Mr Simms also referred to one example of progress being made by one rep who set up a WhatsApp group now with more than 100 geography teachers, academics and professors looking how to make the subject anti-racist.

He added: “With this abundance of good will looking at this, will Ealing and ELP work with the NEU in putting together a curriculum which has been decolonised and has got anti-racism threaded through all parts of the curriculum and not just having a Black History Month?”

A union rep at Twyford High School also revealed a letter had been received from 700 current and former pupils urging the school to “decolonise” the curriculum and support Black Lives Matter. He said a working group is being set up at the school for September and asked for a borough-wide initiative to begin.

Ms Lewis welcomed the steps from the unions and revealed the council is working with partners in Hackney and Brent on changing what youngsters learn in schools, including with unconscious bias and cultural competency training, and peer reviewing and interrogating the current curriculum.

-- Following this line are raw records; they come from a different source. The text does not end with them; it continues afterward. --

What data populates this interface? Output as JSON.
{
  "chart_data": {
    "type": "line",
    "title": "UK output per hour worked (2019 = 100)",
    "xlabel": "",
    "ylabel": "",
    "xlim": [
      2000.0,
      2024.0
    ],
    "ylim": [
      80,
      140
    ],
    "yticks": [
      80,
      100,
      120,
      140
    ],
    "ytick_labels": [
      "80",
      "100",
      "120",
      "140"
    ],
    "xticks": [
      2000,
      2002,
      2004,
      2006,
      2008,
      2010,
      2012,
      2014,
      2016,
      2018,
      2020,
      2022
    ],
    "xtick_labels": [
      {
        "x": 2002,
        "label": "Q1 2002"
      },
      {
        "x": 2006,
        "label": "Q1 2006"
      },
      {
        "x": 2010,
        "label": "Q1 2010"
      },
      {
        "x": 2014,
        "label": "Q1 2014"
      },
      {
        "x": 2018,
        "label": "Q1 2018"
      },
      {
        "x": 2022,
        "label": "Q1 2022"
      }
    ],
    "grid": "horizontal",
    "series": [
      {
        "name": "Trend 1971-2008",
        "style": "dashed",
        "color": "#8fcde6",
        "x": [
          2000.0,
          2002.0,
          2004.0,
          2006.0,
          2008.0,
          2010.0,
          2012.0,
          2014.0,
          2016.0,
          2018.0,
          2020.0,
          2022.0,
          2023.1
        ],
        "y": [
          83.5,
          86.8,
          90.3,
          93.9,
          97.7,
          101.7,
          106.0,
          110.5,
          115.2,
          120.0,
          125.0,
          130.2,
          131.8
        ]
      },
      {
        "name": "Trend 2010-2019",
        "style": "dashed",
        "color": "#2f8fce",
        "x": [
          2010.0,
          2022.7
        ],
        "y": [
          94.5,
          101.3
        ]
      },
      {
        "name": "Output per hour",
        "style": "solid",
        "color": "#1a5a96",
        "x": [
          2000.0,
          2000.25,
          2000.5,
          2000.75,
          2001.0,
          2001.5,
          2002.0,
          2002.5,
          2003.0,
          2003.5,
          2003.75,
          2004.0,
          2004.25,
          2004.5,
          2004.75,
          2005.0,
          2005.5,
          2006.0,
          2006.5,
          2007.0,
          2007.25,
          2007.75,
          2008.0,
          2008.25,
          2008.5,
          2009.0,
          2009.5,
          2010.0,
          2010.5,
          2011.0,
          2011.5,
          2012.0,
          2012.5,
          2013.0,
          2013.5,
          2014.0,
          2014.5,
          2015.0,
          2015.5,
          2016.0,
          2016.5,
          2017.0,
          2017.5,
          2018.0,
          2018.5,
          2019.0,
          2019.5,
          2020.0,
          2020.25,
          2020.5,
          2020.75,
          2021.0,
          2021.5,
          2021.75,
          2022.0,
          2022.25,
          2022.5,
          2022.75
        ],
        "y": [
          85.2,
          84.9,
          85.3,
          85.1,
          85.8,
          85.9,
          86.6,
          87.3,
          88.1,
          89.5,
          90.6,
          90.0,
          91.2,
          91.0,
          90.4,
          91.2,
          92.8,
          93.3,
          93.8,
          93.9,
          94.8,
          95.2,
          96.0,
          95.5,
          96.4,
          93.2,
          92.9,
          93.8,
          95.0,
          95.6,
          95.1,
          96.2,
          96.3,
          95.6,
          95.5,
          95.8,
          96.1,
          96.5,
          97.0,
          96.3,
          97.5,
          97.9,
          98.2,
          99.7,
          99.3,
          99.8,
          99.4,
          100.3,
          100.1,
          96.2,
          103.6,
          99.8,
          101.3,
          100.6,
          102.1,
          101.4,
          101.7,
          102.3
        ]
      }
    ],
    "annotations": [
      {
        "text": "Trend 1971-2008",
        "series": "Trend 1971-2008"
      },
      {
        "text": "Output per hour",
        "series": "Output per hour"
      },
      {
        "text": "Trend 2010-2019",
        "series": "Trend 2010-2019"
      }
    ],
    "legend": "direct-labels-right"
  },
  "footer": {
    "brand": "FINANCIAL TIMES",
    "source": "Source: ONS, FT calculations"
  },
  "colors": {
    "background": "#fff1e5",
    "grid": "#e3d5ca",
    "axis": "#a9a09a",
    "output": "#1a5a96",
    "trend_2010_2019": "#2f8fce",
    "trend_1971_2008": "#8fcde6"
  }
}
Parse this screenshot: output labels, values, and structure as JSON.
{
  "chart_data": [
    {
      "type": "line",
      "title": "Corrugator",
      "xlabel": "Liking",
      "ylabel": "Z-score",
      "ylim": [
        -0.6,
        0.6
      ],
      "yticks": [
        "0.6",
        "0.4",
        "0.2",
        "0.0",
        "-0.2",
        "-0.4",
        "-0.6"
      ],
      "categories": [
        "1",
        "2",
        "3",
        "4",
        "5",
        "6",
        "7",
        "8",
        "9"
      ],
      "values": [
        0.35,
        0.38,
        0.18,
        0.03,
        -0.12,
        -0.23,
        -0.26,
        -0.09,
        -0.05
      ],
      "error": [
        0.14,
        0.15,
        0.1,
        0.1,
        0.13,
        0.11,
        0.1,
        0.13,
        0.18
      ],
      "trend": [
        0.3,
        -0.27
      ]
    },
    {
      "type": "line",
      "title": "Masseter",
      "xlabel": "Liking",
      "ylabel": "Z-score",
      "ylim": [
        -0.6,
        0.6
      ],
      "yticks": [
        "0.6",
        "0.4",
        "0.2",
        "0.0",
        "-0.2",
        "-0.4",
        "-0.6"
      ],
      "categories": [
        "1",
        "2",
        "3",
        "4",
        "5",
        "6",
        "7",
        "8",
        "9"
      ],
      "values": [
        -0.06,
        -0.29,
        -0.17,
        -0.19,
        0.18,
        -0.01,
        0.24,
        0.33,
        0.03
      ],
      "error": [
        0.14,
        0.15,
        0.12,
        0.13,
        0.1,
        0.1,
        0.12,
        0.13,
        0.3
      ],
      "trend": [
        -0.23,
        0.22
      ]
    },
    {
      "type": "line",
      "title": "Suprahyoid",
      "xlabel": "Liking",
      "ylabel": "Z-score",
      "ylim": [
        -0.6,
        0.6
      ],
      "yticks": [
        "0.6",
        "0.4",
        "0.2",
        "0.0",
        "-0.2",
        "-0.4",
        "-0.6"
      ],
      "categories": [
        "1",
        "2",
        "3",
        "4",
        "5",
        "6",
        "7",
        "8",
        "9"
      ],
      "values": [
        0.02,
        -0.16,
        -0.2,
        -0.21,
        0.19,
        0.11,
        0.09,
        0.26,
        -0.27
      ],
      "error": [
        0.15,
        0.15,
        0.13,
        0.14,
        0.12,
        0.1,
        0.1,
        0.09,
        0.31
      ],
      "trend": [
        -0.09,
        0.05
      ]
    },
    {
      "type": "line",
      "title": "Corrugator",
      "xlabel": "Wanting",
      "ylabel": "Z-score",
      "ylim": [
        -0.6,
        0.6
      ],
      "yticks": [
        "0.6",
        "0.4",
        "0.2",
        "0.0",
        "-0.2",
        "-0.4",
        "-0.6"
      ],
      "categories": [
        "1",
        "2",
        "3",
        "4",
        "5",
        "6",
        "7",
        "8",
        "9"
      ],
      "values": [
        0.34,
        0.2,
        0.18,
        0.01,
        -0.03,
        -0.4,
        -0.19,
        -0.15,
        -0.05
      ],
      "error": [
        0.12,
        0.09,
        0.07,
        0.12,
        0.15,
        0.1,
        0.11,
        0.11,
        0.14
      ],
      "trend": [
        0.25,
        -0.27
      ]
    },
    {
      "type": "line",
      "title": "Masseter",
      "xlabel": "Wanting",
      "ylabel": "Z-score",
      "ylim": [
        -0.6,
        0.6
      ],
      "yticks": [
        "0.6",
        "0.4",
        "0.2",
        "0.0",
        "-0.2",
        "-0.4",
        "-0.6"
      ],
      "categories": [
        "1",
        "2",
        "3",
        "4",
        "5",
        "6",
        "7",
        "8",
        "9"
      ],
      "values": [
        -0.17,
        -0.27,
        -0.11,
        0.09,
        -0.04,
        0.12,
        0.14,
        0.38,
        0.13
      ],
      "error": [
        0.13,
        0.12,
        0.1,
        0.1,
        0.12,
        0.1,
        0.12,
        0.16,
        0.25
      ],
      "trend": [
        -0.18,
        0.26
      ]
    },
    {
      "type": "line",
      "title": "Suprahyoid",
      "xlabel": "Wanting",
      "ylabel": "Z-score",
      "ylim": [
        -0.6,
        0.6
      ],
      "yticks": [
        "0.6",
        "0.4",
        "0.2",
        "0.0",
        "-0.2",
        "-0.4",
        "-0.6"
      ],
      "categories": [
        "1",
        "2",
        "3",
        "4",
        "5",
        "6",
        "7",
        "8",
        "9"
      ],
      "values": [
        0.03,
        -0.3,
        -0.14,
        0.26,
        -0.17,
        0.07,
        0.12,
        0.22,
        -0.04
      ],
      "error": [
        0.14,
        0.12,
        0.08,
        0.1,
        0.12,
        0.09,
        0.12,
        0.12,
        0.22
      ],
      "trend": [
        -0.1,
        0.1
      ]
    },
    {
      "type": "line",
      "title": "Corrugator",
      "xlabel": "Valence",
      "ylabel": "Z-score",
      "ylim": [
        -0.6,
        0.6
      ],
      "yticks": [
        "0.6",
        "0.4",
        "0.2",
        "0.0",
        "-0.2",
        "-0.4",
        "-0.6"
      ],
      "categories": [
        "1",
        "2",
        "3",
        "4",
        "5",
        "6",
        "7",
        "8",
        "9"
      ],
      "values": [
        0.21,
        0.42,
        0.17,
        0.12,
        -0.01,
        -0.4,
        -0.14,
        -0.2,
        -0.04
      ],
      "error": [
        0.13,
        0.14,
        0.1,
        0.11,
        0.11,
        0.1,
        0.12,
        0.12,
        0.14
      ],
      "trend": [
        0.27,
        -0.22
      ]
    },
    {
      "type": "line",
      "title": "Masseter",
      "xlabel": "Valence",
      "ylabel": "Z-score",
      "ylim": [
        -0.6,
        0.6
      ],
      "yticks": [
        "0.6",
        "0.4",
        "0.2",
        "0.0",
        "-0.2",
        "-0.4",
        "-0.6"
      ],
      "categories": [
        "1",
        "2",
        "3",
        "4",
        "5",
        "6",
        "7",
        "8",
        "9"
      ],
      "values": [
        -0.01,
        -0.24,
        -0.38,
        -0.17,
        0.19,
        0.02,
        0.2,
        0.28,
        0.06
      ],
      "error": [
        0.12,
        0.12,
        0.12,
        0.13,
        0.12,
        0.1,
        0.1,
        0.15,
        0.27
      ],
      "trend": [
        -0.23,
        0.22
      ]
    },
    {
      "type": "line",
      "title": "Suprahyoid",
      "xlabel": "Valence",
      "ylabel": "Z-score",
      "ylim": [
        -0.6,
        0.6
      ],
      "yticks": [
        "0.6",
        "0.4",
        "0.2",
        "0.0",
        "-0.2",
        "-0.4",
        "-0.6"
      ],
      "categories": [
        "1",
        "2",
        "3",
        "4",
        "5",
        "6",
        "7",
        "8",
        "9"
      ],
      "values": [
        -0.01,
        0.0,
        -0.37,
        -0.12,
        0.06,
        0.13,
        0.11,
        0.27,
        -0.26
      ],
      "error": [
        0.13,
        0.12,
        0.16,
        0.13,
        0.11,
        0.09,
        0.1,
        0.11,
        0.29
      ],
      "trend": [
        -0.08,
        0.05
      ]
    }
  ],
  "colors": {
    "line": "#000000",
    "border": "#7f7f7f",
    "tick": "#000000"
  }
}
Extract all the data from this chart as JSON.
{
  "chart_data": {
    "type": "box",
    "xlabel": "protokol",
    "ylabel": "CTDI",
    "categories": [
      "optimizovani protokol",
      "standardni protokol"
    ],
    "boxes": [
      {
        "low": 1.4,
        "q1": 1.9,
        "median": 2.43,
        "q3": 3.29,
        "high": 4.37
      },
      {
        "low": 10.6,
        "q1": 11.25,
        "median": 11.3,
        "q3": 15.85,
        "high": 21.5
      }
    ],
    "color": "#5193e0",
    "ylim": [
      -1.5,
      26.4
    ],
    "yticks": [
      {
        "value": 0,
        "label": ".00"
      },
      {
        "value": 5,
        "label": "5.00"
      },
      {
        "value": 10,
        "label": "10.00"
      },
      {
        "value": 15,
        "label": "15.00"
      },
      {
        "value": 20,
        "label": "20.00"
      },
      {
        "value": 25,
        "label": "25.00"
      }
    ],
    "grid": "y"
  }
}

She added: “What we did also find out from the secondary networks that we ran a couple of weeks ago, are very different levels of confidence, awareness and understanding about this whole agenda and there are definitely gaps in teacher training.

“There are gaps in university academic experience, there are teachers very, very well positioned to lead on this but also a huge number of teachers who have quite limited background and understanding.

“We’re very, very keen to bring everyone up to speed and continue to challenge each other.”

Councillor Charan Sharma added that inclusion cannot just be within citizenship or PHSE or politics lessons, but at “every level” of the curriculum and in schools.

She added: “It’s an uphill struggle, there’s a long way to go.”